恐怖を覚えて、嫌な思いをした人だって少なくないだろう。しかし、予言者はなにも怖がらせたくて予言しているんじゃない。予言っていうのは、注意喚起に他ならないのだから。
地震なんていつ起きてもおかしくないし、普段から対策しておかなければならないものだ。本当に起きた時に事前に身を守る手段を考えておかせる。予言により危機感を示すことで、他人を救うことに繋がる。
予言者だけ知っていれば、助かるのは自分ただ一人。だが、それを共有することで助かる人を増やすことができる。全ての人に対する、安全のための共有とも言えるだろう。

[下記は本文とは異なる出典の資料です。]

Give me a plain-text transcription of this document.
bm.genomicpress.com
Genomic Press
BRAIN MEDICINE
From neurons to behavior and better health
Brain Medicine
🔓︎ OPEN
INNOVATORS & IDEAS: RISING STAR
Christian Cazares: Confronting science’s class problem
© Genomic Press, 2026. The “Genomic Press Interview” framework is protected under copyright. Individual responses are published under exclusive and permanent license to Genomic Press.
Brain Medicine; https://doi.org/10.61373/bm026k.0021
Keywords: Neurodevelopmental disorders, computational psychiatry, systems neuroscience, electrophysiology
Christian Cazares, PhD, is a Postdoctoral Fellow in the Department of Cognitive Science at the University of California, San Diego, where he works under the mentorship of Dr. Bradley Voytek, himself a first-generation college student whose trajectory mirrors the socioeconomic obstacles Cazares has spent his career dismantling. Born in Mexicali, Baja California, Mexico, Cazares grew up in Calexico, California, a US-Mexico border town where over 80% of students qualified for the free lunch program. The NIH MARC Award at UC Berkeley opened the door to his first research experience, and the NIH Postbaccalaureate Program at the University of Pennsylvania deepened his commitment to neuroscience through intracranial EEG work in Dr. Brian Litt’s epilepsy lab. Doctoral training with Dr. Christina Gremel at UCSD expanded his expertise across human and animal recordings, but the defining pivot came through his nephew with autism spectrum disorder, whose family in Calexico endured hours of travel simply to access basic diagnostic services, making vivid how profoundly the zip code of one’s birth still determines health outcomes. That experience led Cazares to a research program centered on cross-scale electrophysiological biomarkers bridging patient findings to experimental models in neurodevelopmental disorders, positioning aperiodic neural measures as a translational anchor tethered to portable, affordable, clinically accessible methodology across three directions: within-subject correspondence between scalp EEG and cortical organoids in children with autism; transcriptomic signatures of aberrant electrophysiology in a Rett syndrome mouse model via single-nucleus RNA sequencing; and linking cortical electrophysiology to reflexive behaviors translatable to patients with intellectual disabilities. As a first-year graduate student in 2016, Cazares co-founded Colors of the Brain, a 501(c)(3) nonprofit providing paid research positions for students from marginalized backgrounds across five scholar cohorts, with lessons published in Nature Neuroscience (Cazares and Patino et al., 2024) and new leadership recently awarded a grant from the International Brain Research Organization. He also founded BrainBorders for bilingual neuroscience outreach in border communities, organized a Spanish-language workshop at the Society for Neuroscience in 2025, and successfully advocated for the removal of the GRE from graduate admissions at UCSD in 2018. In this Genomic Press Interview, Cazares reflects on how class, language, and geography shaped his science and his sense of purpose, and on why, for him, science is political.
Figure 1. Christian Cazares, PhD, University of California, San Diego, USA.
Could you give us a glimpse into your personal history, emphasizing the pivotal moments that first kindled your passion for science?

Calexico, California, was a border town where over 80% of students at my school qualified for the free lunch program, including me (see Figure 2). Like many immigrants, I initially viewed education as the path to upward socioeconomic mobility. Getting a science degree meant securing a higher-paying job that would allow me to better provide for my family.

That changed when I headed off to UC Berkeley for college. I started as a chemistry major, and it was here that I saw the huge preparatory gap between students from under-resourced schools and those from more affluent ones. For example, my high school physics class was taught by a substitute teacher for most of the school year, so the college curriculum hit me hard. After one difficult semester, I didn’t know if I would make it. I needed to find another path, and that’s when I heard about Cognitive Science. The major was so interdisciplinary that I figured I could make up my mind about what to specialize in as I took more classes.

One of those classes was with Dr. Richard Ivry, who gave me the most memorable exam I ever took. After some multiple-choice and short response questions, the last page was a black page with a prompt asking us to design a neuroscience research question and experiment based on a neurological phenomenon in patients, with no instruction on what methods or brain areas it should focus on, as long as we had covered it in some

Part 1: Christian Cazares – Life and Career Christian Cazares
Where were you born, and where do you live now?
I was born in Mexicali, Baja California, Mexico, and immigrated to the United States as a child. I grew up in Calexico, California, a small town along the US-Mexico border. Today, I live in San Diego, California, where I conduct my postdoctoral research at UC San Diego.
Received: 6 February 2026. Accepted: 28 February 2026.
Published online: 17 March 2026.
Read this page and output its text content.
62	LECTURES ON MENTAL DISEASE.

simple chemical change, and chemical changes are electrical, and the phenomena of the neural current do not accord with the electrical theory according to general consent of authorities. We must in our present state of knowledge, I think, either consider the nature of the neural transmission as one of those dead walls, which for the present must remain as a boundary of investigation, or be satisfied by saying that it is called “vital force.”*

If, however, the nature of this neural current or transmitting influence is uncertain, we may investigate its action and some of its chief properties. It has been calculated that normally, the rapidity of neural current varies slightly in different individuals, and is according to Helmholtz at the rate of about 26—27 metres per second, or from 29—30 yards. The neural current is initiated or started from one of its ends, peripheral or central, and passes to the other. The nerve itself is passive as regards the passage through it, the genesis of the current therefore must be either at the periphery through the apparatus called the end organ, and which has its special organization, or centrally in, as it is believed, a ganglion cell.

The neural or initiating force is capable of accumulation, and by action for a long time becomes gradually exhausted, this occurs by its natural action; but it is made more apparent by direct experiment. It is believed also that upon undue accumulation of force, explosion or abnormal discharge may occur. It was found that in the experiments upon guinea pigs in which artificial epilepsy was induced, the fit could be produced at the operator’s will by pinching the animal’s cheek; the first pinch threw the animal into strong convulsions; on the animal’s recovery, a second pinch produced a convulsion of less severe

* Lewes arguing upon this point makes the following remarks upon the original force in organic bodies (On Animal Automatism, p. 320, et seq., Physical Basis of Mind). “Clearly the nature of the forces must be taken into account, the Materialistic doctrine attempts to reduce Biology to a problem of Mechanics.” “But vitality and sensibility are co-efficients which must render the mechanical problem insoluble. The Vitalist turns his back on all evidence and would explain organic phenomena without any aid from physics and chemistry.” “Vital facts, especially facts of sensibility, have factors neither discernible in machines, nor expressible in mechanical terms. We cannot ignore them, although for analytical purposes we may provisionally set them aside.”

「予言の力に目覚めてから、人のために未来は予言をし続けた。ずっと近くで見てきたからな、いい事ばかりじゃなかったのも知っている。それでも未来はやめずに、他人のために頑張り続けた。予言が出来なくなったいまも、お人好しなのは変わっていない……いままで信じてきてくれた人たちを裏切らないためにも予言を続けている。誰も不幸にはさせない。だから未来は絶対、他人に不利益になる予言はしないんだ」
「……そうか、だから君はあんなまどろっこしいことをさせたんだね」
「片方に不利益が出る可能性がある予言だったからな。世の中は未来の予言を100%だと信じて止まない人だっている。そんな奴が負けると予言された組の方にいたとしたら、体育祭を楽しむことなんて出来ないだろうからな。実際、未来は最初断ったはずだ」
「本当にお人よしなんだね……僕には予言の力が身につかないわけだよ。人のために尽くすって言葉にするのは簡単でも、実際に行動に移すってのは難しい」
「だから放っておけないんだよ。自分が傷つくことだってあるのに他人を優先する。近くで見ているだけなんて俺には出来ない」
「吉田君が協力する理由はそれだけじゃないんじゃない?」
ニヤニヤと見てくる浦見。誤魔化せそうにない、か。
「俺が未来に協力するのは至極単純な理由だよ。俺は結局、そんなバカみたいなお人好しのことが──バカみたいに好きなだけさ」
全身が熱い。何が楽しくて、浦見にこんな話をしなきゃならないんだ。
浦見は言葉を放った俺よりも恥ずかしそうに頬を染め、むず痒そうな顔をしている。
「ねぇ、なんで君たち付き合わないの?」
「そう出来れば苦労なんかしないんだよ」
「じゃあウブな後輩君に、僕から勝利のご褒美をあげようかな。百瀬さんの借り物競走をよく思い出してごらん。この前の予言と比較すれば、君ならすぐに答えを出せるはずだよ」
近くで見ると、長いまつげにつるやかな肌のせいで、一瞬ドキッとさせられてしまう。
「比較っつてもな……そういや、予言の時は浅井優一のイニシャルをA・Yにしてたな。浅井先輩の相手、Ⅿ・Ⅿで間違えようはないが」
「そうそう。でも借り物競争を思い出してみてよ。百瀬さんは正しいイニシャルA・Yで君のことを借りて行った。つまり、百瀬さんはイニシャルを間違えていなかったんだ」
「偶々じゃないのか?」
「でも、こうも考えられるよね。予言の時はワザとイニシャルを間違えたんだと。ここまで言えば、君ならわかるでしょ?」
「はぁ? ワザと間違えるやつなんていないだろ? そんなことしても意味無いし」
「え? あ、いや、そうなんだけどさ。ほ、本気で言ってるの……?」
「本気だけど? え、なんか理由があるのか?」
「よく考えてみなよ! あの予言だったら浅井君と向井先輩じゃなく、君と百瀬さんでも──……はぁ。なんだ、君の方にも非はあるのかもね。女心わからないって言われたりしない?」
「な、どういうことだよ! こ、根拠ないだろ!」
「図星、か。自分のことになると点でダメだね君。教えるのやーめた。お得意の観察眼でどうにかしてみなよ」
「ちょっ! 気になるだろ!」
「ばいばい、吉田君」
「おい、ちょっと待──」
恨みを呼び止めようと声を張った時、突如視界がぐらついた。
なんだ、これ?
「吉田君? ……吉田君⁉」
浦見の慌てている声が、すごく遠く聞こえる。ぼやけているせいで表情は確認できない。
目前が黒い靄にかかったように染められ、意識が遠のいていく。
そんな中でも、執拗に感じる喉の渇き。
……しまった。最後に水分取ったのいつだっ……け。
そのまま俺は、深淵へと飲み込まれてしまった。